According to Scobey, the target was not missed because the industry lacked commitment, but because the target was too ambitious.
"The NORC study acknowledges that the target was not realistic," said Scobey. When the goal was set back in 2010, it "was not set with an understanding of the complexity and scale of the challenge, which is heavily driven by poverty, traditional norms and customs, weaknesses in the labor markets, and poor social and economic infrastructure."
Scobey also points out that while cocoa production has grown by 60% within the last decade, child labor has increased at a lower rate.
Not productive enough?
But nowadays, much more is known about how to stop child labor, says Scobey, thanks to academic studies such as the one done by NORC (paid for by the US Department of Labor). The industry is already funding numerous programs to address the problem, he adds.
This is true, says Schoring from the NGO network Inkota. "But given that the promise to solve this problem was made 19 years ago, far too little is being done."
A big problem for farmers is the low price cocoa fetches on world markets.
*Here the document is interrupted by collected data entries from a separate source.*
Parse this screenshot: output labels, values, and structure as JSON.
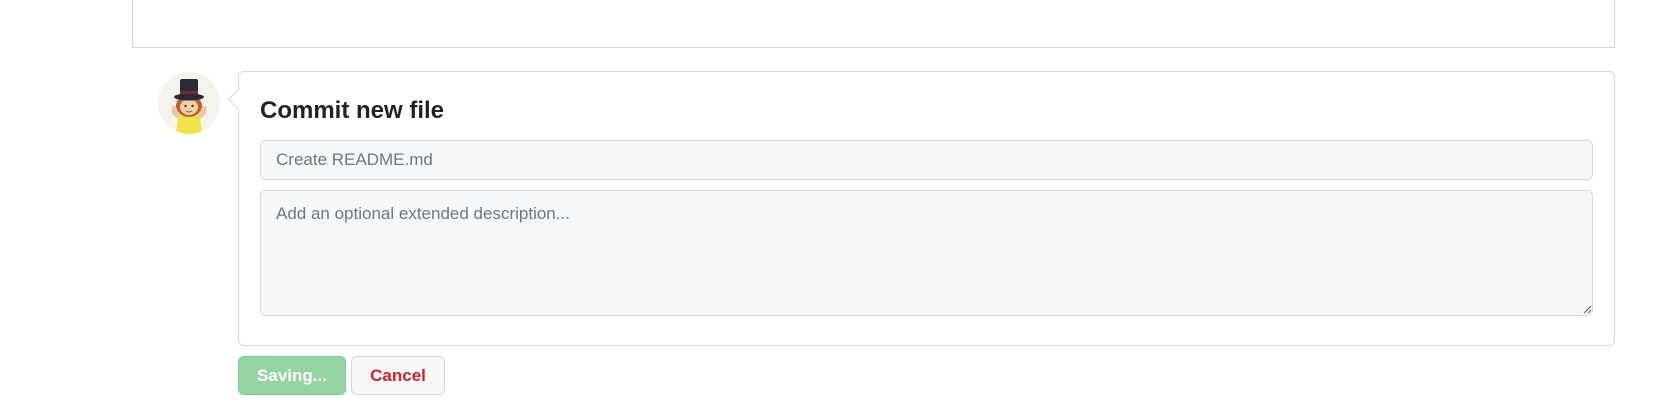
{
  "commit": {
    "title": "Commit new file",
    "summary_placeholder": "Create README.md",
    "summary_value": "",
    "description_placeholder": "Add an optional extended description...",
    "description_value": ""
  },
  "actions": {
    "submit_label": "Saving...",
    "cancel_label": "Cancel"
  },
  "colors": {
    "submit_bg": "#94d3a2",
    "cancel_text": "#cf222e",
    "border": "#d0d7de",
    "input_bg": "#f6f8fa"
  },
  "icons": {
    "avatar": "user-avatar",
    "resize": "resize-handle-icon"
  }
}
In recent years, a ton of cocoa beans brought in just over $2,000 (€1,680), only half of the price it fetched in the 1970s.
The farmers must therefore be more productive, says the WCF president. "The biggest investment of the industry in the past 10 years has been around boosting farmers' yields and profitability," said Scobey, adding that sustainable farming methods were rewarded with bonus payments.
But all this did little to increase incomes and lower the prevalence of child labor, said Inkota's Schorling. "That's why we have to talk about fair prices."
What is a fair price?
And this is where it gets complicated. Market forces alone seem unable to ensure that farmers can actually secure a livelihood. It takes years for cocoa trees to produce good yields, so farmers cannot just grow something else when prices fall.
Farmers are also the weakest link in the global value chain. They receive only a tiny fraction of what customers pay for a bar of chocolate. Most of the money goes to the chocolate companies and retail chains, which are mostly based in the US and Europe, and increasingly in Asia.
Last year, Ghana and Ivory Coast forged what was called "the Opec for cocoa." Since this October, buyers of their cocoa beans have to pay a premium of about $400 per ton.
The industry, which had previously opposed higher prices, now supports this living income differential. "This will generate an estimated $1.2 billion in additional revenue for cocoa farmers," said Scobey.
"These two governments have done more for fairer prices than the industry has done in years," said Schorling.
But how exactly the markup will affect farmers' incomes has yet to be investigated. Before its introduction, cocoa farmers in Ivory Coast earned only $0.78 a day on average, according to a study by Fairtrade, an NGO, compared with a living wage of $2.51.
Does a supply chain law help?
After repeatedly failing to meet its own goals to end child labor, the cocoa industry is no longer setting concrete reduction targets. But it continues to focus on increasing yields.
Over the next five years, large companies plan to train all farmers in their supply chains to become more productive. The industry also wants to expand programs in which cocoa farmers themselves monitor child labor in their villages and provide education. By 2025, these programs are to cover 100% of the supply chains in Ghana and Ivory Coast, compared to only 20% today.
Further studies will then have to show whether these goals were achieved -- and, more importantly, whether they actually help reduce child labor.
Inkota and other NGOs doubt that voluntary commitments by industry will suffice. They are also lobbying for a supply chain law that would make companies liable for what happens in their supply chains.
In Germany, no such law has yet been passed. But years of debate have created a long list of declarations of good intentions. You could almost pave a road with it.